Posto o mau prognóstico associado a esta síndrome, é necessário um planejamento cuidadoso do tratamento diferencial destes pacientes. Para citar as diretrizes do ESC, “Os melhores resultados são obtidos se os pacientes com insuficiência cardíaca aguda forem tratados prontamente por pessoal especializado em áreas reservadas aos pacientes com insuficiência cardíaca. … Um cardiologista experiente e/ou outra equipe adequadamente treinada deve tratar pacientes com insuficiência cardíaca aguda” (recomendação classe I das diretrizes da ESC).1 As diretrizes da Sociedade sobre unidades de terapia cardíaca intensiva – comumente conhecidas como unidades de terapia coronariana – afirmam que “a unidade de terapia cardíaca intensiva (ICCU) está se tornando o centro de tratamento para pacientes que sofrem de arritmias cardíacas graves e insuficiência cardíaca descompensada … Por estas razões, os requisitos da ICCU irão aumentar, não diminuir”.17 Entre os pacientes a serem admitidos nessas unidades estão “(ii) pacientes com insuficiência cardíaca que requer terapia intravenosa ou monitorização hemodinâmica ou suporte de um balão intra-aórtico, (iii) pacientes em choque cardiogénico, (vii) pacientes com edema pulmonar agudo não resolvido pela terapia inicial e dependendo das condições subjacentes e (ix) pacientes após um transplante cardíaco com problema agudo”.17 Em relação à seleção de pacientes a serem admitidos em unidades intermediárias de cuidados cardíacos, inclui-se o seguinte: pacientes com insuficiência cardíaca incontrolável não responsiva à terapia oral regular, especialmente aqueles com co-morbidades”.17
O papel dos cardiologistas no tratamento da IC aguda na Europa será cada vez mais importante.

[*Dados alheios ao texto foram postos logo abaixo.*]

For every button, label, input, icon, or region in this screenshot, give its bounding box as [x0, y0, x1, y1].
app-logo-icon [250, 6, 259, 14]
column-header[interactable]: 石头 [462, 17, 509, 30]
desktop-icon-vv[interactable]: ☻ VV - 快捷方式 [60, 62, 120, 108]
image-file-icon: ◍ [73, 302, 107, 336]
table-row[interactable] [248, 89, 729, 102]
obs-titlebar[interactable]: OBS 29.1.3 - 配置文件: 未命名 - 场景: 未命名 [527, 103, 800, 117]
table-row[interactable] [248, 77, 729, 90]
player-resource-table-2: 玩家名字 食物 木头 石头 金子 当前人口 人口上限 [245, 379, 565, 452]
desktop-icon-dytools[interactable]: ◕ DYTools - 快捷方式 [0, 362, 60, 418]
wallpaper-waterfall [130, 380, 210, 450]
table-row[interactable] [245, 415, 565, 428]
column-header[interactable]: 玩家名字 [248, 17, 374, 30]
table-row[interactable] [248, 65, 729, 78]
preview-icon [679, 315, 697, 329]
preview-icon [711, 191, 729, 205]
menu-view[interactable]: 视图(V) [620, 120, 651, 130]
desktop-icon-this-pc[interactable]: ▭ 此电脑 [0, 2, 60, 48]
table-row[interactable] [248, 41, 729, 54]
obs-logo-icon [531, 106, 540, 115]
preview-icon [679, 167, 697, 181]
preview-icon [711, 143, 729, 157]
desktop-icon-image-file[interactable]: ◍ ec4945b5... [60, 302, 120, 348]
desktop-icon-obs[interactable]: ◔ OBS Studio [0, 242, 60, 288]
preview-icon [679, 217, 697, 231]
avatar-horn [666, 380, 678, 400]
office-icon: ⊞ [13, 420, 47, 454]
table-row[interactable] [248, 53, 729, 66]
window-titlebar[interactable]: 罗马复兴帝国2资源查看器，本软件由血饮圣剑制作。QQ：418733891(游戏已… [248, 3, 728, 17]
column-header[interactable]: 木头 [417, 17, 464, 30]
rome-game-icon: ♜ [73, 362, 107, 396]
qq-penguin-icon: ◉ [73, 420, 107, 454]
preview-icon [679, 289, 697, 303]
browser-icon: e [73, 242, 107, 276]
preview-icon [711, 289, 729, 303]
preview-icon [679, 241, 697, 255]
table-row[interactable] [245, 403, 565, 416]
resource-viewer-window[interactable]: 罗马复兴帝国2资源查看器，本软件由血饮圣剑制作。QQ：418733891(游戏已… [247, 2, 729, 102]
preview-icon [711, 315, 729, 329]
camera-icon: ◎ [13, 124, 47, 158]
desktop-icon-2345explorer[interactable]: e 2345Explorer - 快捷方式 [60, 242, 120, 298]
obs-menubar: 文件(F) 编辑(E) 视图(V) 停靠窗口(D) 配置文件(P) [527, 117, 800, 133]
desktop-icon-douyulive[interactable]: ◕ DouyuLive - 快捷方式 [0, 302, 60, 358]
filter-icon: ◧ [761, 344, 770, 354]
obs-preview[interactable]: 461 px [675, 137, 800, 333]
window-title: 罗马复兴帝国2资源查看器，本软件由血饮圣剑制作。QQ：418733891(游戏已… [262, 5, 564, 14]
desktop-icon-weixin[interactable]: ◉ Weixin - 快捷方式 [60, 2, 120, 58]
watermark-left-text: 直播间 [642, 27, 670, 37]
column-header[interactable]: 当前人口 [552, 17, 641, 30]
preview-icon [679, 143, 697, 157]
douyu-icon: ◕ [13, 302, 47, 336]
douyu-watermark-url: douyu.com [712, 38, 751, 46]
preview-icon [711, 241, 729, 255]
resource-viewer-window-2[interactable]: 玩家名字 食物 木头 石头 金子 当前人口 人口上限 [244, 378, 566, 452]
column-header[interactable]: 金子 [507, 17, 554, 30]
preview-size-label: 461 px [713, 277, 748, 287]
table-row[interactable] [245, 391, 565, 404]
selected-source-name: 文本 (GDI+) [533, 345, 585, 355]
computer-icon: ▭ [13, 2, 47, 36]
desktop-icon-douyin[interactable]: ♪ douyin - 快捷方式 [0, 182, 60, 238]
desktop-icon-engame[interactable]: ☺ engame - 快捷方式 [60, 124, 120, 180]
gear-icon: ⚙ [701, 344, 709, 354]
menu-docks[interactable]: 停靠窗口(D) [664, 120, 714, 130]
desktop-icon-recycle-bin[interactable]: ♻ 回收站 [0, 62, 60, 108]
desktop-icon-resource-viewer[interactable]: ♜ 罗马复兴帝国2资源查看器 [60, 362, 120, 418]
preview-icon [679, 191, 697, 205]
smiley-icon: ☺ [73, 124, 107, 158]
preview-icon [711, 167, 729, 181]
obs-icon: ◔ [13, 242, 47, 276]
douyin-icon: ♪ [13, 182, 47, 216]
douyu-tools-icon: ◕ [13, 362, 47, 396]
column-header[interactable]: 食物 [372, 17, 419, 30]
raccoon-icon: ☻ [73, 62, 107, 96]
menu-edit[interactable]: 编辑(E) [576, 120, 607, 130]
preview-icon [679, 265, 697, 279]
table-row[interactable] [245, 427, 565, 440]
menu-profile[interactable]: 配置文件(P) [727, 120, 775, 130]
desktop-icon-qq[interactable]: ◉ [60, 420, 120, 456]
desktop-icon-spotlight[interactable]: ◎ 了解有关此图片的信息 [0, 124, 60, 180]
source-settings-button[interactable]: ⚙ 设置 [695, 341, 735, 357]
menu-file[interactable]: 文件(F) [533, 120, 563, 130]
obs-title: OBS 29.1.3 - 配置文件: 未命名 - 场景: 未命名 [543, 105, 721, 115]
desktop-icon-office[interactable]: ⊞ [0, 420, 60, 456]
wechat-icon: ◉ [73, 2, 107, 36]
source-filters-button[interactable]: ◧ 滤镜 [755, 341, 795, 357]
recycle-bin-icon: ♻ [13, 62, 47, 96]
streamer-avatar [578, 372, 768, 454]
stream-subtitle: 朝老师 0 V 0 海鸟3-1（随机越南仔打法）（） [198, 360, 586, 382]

O conceito tradicional de unidades de cuidados coronarianos e unidades intermediárias de cuidados cardíacos como locais de tratamento de síndromes coronarianas agudas está sendo substituído pelo das ICCUs, que estão sendo convidadas a assumir novas responsabilidades que incluem o manejo e tratamento de pacientes com IC aguda.